Ms. Palin, the 2008 Republican vice presidential nominee and a former Alaska governor, added: “I, along with anybody, would have to say that I would do whatever I could to help. And, you know, if that was part of that help, then it would have to be considered.”
Hey, Lorne Michaels, don’t summon Tina Fey back to "Saturday Night Live" just yet. That was perhaps about the most tepid declaration of interest in a campaign we’ve heard of late. Not to mention the undeniable fact that Palin abandoned her last elected office, the governorship, halfway through her term. Lawmaking was not her thing. She prefers sipping Big Gulps (as a sign of her distaste for those officials who are working to limit the public’s soda consumption) and ragging on liberals, for cash. She has, of course, returned to the Fox News Channel as an on-air commentator.
“Giving up her current lucrative career may be hard given a less than certain outcome in the race,” Terry Nelson, a veteran Republican operative who has done work in Alaska, told the Washington Post. “And a losing campaign won’t help her.”
Sure, it’s not unthinkable that Palin would run against incumbent Democratic Sen. Mark Begich, who is up for reelection next year. She is still a draw among conservatives, but her national popularity seems to trump residual affection for her in Alaska. So far the polls don’t show a home-state public clamoring to have Palin on the ballot.
One survey – conducted in May by Harper Polling, a GOP shop, for the Tea Party Leadership Fund – indicates that she would narrowly lead the field of possible Republican candidates. Palin would take 32 percent of the primary vote, followed by Alaska Lt. Gov. Mead Treadwell at 30 percent, and Joe Miller, the tea party-backed Republican nominee in 2010, with 24 percent.
Meanwhile, a poll conducted earlier this year by the Democratic firm Public Policy Polling concludes that Senator Begich would fare well in a general election against Palin, besting her by 16 points, 54 to 38 percent.
For his part, Begich isn’t taking lightly Palin’s coy offer to run if she believes she’s needed. In an interview with Politico on Wednesday, he repeatedly questioned whether she lives in Alaska.
"I don't know if she's a resident," Begich said. "She's been away from Alaska a lot and has probably lost touch with what's going on. She should go to my webpage. Most Alaskans I see on a pretty regular basis, but I haven't seen her for a long time.”
(Palin is still registered to vote in Wasilla, where she served as mayor, Politico notes.)
Begich also suggested that he won’t take Palin too seriously unless she emerges from what’s expected to be a crowded primary. “A Republican primary in Alaska? She may not survive,” he said.

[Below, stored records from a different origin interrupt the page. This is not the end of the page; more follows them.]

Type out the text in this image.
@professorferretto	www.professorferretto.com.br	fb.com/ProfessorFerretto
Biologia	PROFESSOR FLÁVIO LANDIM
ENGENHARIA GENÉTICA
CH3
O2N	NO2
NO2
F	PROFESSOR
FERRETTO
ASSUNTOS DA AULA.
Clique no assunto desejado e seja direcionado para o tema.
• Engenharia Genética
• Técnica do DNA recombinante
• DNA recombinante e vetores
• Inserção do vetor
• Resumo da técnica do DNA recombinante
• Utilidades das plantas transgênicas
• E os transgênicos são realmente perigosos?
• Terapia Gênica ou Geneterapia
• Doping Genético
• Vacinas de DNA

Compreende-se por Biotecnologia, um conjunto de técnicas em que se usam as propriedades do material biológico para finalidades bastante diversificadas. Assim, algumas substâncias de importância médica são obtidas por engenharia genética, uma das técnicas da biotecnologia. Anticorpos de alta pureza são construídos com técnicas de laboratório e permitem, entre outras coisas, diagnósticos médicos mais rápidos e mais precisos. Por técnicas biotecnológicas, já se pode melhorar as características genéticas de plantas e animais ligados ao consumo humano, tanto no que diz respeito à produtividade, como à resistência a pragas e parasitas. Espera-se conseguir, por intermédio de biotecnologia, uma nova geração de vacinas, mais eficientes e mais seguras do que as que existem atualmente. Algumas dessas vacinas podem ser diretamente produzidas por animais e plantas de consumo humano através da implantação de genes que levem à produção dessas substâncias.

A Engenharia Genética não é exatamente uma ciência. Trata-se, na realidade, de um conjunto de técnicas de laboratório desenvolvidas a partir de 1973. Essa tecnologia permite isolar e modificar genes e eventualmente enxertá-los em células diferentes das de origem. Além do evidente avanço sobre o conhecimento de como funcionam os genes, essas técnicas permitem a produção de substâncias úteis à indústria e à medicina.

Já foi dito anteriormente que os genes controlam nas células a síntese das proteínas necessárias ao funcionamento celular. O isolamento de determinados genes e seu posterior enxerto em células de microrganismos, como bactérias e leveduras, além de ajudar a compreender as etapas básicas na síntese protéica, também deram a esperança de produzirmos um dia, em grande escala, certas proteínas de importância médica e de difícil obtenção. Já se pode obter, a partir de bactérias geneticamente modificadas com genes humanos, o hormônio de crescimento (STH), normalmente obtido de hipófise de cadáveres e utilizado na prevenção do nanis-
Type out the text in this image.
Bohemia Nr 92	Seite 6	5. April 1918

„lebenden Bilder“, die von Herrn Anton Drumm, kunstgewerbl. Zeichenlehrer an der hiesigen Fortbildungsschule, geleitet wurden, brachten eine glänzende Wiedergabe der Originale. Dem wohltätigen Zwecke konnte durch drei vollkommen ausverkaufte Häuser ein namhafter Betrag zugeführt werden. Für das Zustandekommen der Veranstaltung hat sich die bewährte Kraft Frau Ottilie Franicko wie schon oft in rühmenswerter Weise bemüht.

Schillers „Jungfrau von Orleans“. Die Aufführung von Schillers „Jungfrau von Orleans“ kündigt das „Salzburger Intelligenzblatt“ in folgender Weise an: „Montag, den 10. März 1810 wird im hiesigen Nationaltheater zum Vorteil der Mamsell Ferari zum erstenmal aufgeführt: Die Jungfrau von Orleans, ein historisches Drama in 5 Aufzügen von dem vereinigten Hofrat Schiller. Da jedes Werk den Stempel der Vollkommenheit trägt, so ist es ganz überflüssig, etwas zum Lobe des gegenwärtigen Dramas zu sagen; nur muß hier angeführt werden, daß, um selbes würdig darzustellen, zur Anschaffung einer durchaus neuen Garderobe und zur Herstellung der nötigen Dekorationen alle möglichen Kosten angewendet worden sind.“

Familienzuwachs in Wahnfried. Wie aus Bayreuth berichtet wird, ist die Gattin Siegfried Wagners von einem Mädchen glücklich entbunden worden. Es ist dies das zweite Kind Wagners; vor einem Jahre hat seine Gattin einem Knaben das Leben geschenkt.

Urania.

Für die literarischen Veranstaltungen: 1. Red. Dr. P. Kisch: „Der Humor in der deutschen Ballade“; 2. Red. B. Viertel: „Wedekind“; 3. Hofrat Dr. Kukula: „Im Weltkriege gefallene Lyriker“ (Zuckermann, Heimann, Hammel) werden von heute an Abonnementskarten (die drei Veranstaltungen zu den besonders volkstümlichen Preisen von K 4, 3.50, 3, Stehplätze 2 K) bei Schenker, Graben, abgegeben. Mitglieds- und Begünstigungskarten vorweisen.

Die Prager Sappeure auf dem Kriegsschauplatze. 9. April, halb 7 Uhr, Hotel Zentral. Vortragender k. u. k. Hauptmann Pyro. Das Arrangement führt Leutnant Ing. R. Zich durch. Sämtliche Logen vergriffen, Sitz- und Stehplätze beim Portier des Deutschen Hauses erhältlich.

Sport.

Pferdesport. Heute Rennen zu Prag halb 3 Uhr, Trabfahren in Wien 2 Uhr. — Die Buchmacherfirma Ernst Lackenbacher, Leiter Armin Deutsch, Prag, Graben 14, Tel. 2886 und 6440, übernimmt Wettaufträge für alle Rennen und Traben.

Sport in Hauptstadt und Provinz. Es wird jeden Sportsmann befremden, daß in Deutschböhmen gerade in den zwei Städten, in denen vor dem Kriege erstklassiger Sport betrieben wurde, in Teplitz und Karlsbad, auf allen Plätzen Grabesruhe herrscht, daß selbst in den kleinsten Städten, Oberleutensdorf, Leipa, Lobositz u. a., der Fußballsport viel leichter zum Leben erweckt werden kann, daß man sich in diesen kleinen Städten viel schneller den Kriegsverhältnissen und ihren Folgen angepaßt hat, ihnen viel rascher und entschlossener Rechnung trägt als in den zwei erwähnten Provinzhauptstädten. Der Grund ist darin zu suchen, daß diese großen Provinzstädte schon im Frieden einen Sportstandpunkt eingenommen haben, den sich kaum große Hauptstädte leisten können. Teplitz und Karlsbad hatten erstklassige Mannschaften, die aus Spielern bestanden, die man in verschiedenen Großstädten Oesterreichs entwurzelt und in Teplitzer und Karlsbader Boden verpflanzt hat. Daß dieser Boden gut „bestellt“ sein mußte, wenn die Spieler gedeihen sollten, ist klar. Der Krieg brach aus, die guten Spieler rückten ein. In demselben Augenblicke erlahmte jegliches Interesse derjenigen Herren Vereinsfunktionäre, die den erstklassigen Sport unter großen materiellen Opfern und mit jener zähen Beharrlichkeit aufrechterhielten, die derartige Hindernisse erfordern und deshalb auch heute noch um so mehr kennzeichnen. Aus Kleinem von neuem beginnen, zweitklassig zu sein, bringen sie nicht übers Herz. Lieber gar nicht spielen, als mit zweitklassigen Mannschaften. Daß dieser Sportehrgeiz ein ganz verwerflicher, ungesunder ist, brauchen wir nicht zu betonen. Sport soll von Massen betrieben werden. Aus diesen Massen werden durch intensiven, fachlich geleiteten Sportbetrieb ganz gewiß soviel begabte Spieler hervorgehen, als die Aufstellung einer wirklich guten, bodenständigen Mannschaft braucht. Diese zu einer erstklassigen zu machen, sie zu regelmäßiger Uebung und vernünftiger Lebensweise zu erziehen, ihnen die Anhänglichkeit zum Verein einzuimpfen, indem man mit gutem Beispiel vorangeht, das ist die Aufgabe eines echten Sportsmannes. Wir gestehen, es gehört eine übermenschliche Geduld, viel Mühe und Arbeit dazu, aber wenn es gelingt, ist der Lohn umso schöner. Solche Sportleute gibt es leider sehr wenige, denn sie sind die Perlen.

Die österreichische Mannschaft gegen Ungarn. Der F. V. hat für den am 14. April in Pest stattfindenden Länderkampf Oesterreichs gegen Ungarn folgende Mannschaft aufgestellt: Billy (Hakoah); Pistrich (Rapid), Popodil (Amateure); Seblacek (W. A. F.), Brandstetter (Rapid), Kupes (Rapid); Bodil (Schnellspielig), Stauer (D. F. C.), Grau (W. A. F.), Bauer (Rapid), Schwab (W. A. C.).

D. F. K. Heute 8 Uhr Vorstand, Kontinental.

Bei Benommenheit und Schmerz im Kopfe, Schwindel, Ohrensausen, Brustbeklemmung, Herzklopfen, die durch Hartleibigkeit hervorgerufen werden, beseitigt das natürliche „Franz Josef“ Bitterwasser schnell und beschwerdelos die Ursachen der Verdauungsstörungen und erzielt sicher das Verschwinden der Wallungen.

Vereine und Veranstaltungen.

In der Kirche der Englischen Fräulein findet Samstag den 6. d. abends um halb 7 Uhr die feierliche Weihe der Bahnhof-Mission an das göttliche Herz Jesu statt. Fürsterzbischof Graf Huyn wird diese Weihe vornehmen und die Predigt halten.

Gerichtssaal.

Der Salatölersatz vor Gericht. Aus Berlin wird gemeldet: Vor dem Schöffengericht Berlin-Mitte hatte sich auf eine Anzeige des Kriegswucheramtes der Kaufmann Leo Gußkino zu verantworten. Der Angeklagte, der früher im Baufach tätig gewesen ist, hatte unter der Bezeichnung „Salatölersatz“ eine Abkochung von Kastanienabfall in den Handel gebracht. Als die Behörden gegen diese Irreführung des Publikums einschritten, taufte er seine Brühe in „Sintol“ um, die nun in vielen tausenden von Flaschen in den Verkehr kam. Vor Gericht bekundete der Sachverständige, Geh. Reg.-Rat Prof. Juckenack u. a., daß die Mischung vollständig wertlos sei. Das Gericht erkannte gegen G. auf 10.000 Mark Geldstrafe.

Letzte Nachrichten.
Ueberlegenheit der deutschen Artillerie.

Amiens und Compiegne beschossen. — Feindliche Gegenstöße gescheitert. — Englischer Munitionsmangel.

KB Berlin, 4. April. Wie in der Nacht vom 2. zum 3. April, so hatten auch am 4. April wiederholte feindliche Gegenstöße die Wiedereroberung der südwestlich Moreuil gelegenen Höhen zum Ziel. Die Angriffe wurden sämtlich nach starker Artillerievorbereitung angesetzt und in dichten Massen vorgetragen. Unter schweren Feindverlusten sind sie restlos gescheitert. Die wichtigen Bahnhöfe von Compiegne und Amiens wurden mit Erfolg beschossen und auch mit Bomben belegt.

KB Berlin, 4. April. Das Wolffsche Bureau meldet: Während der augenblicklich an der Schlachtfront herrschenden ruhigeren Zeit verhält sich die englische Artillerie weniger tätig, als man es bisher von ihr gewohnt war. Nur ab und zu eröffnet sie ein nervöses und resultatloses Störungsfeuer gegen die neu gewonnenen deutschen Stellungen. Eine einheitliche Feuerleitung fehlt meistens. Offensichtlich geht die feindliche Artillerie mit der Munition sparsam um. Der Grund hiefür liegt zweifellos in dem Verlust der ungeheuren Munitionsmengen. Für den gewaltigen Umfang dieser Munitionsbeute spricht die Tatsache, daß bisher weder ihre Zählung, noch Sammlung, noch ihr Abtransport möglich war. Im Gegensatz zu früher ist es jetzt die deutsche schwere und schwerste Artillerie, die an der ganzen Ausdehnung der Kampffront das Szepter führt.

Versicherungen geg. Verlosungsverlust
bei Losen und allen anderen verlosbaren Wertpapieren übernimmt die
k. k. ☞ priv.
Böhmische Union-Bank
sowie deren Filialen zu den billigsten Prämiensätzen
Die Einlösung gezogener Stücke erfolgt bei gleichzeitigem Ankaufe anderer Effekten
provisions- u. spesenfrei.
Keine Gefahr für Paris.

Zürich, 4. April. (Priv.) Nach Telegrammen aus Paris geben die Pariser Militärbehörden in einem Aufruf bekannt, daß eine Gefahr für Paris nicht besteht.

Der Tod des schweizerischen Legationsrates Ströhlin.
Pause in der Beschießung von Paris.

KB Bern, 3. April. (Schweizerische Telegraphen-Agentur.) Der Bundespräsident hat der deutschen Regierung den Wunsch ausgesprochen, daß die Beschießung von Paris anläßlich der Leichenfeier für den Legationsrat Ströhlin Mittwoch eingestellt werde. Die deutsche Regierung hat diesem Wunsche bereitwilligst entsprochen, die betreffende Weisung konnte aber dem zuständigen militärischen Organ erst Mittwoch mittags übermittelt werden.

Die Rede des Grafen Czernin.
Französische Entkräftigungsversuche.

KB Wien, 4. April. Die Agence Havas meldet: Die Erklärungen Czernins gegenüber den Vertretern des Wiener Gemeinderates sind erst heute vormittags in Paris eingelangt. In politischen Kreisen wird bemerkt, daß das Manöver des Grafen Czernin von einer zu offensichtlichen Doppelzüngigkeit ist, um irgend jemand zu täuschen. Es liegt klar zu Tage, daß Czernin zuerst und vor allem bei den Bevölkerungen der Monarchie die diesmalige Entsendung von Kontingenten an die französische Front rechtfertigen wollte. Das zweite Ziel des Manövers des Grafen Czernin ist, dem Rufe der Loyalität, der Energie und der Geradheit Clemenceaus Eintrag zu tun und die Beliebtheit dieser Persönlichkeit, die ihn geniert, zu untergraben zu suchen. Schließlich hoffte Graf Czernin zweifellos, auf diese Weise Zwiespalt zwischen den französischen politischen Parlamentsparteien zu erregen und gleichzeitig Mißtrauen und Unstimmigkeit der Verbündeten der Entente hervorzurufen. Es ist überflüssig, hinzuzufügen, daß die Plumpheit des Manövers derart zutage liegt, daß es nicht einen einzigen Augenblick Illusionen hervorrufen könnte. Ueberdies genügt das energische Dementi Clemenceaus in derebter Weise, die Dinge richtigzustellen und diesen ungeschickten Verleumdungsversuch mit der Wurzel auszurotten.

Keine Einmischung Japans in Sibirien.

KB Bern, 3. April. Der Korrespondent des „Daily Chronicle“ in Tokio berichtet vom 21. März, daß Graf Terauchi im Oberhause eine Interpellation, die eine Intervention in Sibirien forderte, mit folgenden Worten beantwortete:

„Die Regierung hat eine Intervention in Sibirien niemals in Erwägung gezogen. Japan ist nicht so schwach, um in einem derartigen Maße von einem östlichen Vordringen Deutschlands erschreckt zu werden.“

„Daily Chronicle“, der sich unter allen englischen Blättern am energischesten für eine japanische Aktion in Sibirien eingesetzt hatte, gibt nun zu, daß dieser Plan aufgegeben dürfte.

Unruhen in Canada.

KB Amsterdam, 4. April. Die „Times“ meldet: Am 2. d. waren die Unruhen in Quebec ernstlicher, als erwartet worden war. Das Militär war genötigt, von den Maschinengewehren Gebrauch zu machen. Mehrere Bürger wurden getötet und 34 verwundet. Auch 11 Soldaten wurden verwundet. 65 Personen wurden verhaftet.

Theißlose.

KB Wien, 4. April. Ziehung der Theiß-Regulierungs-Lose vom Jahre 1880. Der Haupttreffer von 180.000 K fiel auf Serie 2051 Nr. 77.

But Palin’s star power still shines enough – and her potential to raise money looms large enough – for Begich to weigh in on her potential candidacy. Palin pushed back on Facebook Thursday, criticizing Begich for being in President Obama’s pocket and for voting with “ultra-liberal Senators Chuck Schumer and Harry Reid approximately 90 percent of the time.” He voted, she said, “FOR Obamacare, FOR massive tax increases, FOR carbon taxes which could cost Alaskans 21,000 jobs, AGAINST pro-life legislation, and there’s so much more.”
“Really, Mark? Really?” Palin wrote. “Margaret Thatcher used to say, ‘I always cheer up immensely if an attack is particularly wounding because I think, well, if they attack one personally, it means they have not a single political argument left.’ So, thank you, Mark Begich, for making me and others exceptionally cheery today!”
It’s probably too early yet to be drawn in by Palin’s fighting language – or her seeming good cheer at the prospect of Begich’s engagement. Fighting, after all, is a Palin trademark, and she’s not necessarily interested in sparring from behind a desk in a storied congressional chamber. Palin is, first and foremost, a moneymaking machine. She is Sarah Palin Inc., and, frankly, her brand isn’t what it was for a fleeting moment in 2008. As Begich bites and the social network sniping commences, the spotlight grows brighter around the former pol.